Ray Charles Robinson was raised in the deep south of USA during the very hard times of 1940’s Georgia. His mother raised him with tough love and his childhood was punctuated with tragedies and heartbreak. He was blessed with a love and natural talent for making music. He lost his sight as a child and made his own way in the world from that point on with very keenly developed senses of hearing and touch. In the late 1950’s he got a break into the music business and gradually rose to huge fame and fortune. Unfortunately, the ravages of drugs took their toll on his early years in the music industry to the point where he almost lost everything. He vowed to stay off drugs from that point on – which he did. His music career flourished until his death and he became a strong supporter of the Equal Rights movement, particularly for deaf and blind performers. In the later years of his life, he became a national treasure and an international phenomenon.

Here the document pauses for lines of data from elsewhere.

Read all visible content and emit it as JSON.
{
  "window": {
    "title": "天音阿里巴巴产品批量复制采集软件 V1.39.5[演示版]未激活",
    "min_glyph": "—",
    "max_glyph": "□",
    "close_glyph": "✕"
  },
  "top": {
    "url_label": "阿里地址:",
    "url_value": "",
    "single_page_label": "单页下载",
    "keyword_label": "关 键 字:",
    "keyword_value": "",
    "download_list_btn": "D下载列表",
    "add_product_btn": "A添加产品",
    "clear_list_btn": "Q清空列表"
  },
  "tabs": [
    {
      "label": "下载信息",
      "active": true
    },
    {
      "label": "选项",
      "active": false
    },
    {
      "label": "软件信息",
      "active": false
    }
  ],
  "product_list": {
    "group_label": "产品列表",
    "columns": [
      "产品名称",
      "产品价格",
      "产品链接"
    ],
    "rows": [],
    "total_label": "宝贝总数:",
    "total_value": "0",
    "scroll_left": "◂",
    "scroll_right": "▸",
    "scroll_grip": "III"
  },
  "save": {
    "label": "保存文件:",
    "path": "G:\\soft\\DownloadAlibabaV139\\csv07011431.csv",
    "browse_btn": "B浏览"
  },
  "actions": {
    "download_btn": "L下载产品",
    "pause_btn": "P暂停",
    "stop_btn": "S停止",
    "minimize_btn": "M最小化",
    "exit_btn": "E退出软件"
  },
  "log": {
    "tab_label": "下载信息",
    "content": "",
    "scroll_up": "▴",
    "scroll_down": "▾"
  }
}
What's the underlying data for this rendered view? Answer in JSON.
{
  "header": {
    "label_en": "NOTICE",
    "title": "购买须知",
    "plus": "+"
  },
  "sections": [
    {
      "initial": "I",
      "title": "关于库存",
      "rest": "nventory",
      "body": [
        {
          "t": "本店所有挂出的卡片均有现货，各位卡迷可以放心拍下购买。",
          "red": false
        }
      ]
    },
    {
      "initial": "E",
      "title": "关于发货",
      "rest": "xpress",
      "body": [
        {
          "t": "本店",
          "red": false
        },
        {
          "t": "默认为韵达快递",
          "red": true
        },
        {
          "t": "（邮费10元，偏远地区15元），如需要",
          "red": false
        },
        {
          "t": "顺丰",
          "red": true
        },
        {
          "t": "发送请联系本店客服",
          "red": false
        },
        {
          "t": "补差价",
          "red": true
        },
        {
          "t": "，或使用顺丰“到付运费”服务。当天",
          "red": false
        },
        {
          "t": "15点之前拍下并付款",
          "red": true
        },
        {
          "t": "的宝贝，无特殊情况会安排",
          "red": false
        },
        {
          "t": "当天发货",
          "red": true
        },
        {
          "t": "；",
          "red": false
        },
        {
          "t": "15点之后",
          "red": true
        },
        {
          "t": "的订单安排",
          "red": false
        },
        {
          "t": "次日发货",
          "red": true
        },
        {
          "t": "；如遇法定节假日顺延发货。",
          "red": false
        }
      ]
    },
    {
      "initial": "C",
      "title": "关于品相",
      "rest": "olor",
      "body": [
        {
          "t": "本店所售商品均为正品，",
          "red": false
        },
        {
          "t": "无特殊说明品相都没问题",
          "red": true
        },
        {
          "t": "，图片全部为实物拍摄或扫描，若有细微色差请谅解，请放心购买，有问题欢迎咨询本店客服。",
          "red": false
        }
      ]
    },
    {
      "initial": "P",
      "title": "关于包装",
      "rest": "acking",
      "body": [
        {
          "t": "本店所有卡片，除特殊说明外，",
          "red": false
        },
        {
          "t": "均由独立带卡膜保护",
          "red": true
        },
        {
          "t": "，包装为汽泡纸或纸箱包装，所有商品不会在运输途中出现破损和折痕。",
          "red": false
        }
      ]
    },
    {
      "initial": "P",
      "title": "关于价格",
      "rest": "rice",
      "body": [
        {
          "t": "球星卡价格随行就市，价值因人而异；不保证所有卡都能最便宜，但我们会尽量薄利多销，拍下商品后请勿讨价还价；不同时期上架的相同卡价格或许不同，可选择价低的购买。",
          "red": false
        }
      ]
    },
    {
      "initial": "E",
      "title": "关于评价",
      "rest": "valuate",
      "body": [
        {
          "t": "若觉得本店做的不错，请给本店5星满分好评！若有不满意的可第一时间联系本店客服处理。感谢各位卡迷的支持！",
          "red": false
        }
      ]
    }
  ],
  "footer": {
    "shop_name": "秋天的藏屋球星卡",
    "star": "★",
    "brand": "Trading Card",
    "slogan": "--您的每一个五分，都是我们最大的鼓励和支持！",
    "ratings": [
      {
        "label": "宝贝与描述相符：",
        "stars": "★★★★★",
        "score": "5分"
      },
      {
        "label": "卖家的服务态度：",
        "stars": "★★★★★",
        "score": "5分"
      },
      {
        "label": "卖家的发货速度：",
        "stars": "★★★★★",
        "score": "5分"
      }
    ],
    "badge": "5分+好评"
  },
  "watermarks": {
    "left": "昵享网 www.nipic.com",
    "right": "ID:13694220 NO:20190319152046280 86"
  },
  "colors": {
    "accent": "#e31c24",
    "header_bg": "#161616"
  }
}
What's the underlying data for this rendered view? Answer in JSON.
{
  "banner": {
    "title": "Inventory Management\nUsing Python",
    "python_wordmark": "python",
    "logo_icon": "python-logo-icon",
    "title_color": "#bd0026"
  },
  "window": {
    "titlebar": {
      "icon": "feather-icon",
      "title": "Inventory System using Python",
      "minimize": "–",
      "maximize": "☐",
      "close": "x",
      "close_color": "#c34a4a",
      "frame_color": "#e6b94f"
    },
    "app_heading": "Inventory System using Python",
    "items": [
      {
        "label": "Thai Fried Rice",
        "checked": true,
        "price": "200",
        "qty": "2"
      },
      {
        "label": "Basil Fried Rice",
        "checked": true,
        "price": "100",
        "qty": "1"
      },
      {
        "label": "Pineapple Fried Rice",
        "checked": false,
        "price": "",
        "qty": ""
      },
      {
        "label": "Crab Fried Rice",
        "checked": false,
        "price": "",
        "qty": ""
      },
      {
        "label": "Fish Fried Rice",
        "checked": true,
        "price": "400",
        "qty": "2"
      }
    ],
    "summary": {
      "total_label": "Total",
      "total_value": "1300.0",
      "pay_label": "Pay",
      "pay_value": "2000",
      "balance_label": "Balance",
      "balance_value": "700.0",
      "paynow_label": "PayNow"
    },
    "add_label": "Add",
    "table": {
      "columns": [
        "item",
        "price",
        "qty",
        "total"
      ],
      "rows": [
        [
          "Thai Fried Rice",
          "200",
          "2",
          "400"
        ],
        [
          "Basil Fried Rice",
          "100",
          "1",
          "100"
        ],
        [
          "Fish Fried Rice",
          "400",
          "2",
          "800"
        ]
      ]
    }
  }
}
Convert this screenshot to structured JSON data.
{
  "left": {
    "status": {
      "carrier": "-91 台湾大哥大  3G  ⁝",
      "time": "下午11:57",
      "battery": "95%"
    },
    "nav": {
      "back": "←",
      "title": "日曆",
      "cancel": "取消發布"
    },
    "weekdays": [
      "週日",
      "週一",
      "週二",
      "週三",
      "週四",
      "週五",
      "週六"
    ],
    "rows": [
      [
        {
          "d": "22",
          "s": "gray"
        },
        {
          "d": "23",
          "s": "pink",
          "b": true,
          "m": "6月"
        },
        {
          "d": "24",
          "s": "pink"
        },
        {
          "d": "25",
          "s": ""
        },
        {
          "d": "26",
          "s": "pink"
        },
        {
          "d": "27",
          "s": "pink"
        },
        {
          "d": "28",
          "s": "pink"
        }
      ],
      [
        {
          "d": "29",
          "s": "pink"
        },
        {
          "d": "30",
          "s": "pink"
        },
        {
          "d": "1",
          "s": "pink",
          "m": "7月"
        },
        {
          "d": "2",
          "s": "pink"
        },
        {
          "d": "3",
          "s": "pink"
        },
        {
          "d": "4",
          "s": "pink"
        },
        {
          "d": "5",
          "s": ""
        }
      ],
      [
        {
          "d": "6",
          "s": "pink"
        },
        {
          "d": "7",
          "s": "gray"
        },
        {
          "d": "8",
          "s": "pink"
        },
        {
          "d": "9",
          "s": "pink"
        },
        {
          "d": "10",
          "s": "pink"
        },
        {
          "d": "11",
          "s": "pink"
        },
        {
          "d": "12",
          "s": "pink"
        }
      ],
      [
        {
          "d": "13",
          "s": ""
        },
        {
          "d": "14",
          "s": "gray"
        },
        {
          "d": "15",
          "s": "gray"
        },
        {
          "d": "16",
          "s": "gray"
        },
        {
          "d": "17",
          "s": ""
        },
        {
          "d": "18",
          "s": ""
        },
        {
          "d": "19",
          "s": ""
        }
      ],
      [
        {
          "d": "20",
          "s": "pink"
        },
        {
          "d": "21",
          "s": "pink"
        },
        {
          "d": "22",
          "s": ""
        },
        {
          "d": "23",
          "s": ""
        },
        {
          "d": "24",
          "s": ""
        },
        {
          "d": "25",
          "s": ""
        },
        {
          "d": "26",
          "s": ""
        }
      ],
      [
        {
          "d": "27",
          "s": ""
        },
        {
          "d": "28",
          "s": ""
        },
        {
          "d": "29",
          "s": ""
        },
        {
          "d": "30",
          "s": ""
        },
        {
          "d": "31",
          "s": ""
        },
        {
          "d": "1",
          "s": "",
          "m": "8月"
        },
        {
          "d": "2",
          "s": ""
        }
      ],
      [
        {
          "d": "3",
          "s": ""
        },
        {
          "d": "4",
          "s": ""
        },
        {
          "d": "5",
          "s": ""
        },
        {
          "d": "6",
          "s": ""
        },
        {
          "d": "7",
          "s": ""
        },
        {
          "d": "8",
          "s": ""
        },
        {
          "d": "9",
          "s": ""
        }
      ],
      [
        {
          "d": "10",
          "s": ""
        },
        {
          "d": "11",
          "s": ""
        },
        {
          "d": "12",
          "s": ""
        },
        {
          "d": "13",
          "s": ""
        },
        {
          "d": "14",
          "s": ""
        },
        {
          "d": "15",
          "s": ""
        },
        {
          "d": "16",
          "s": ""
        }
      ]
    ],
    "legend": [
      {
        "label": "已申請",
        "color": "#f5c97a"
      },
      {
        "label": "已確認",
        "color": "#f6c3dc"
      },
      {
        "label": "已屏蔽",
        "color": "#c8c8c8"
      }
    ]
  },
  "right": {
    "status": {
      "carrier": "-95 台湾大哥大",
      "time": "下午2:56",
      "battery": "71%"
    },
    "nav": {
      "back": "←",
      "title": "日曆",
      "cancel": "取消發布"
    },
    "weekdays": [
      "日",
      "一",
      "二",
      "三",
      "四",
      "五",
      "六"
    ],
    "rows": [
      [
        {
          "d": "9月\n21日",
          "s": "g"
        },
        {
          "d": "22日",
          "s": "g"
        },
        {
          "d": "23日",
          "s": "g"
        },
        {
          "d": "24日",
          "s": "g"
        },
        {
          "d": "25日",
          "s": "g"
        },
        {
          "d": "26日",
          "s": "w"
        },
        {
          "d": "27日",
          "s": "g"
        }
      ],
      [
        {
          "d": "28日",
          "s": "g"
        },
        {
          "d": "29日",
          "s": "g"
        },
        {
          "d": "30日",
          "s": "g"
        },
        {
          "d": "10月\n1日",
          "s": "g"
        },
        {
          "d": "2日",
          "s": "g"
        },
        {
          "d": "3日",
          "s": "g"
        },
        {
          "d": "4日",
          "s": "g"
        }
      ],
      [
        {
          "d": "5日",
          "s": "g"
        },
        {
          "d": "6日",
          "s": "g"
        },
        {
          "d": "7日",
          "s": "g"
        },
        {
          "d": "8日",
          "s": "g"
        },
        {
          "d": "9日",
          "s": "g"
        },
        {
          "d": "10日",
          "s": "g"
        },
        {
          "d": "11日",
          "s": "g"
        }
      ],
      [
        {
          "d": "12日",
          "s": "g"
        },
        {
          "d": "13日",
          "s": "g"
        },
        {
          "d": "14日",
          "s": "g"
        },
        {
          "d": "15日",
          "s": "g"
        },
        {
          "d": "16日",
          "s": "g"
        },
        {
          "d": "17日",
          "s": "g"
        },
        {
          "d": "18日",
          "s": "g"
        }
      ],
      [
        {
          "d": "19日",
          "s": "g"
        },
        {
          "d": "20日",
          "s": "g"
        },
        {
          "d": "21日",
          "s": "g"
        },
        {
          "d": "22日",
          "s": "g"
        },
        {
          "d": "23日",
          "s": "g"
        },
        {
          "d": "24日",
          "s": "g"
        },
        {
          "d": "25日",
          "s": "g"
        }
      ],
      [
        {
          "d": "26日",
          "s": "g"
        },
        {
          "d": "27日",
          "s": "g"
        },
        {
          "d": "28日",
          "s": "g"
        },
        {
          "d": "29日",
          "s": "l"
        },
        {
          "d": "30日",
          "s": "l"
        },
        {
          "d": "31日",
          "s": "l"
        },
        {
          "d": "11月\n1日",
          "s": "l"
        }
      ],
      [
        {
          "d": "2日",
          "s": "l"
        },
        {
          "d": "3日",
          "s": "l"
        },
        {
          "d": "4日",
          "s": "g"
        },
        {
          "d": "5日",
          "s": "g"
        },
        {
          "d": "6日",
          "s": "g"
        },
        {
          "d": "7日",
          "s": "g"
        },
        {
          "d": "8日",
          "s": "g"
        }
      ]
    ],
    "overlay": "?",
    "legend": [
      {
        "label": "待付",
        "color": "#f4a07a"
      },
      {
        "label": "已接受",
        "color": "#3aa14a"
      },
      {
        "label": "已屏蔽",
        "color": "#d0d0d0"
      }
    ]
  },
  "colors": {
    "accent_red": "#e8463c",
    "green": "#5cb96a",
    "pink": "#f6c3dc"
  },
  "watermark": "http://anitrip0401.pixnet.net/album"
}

Before I watched this movie, I was relatively ignorant about the life of Ray Charles. I knew that he was a well-regarded performer of many decades, I knew his style of music and I knew that he was blind – that was about all. When I watched this movie I realised there was far more to him than was ever in the popular media that I was exposed to. Jamie Foxx mades a suberb Ray Charles. His wife Della Bea (played by Kerry Washington) is great and his childhood days are depicted by his “tough love” mother Aretha (by Sharon Warren) and the young Ray (exquisitely played by C J. Sanders). Several key people from his music career such as Quicy Jones (by Larenz Tate) are portrayed in the movie also.
This movie is too long – there is a mid section relating to his band activities during the late 1950’s that could be shorter, but apart from that it is well worth watching.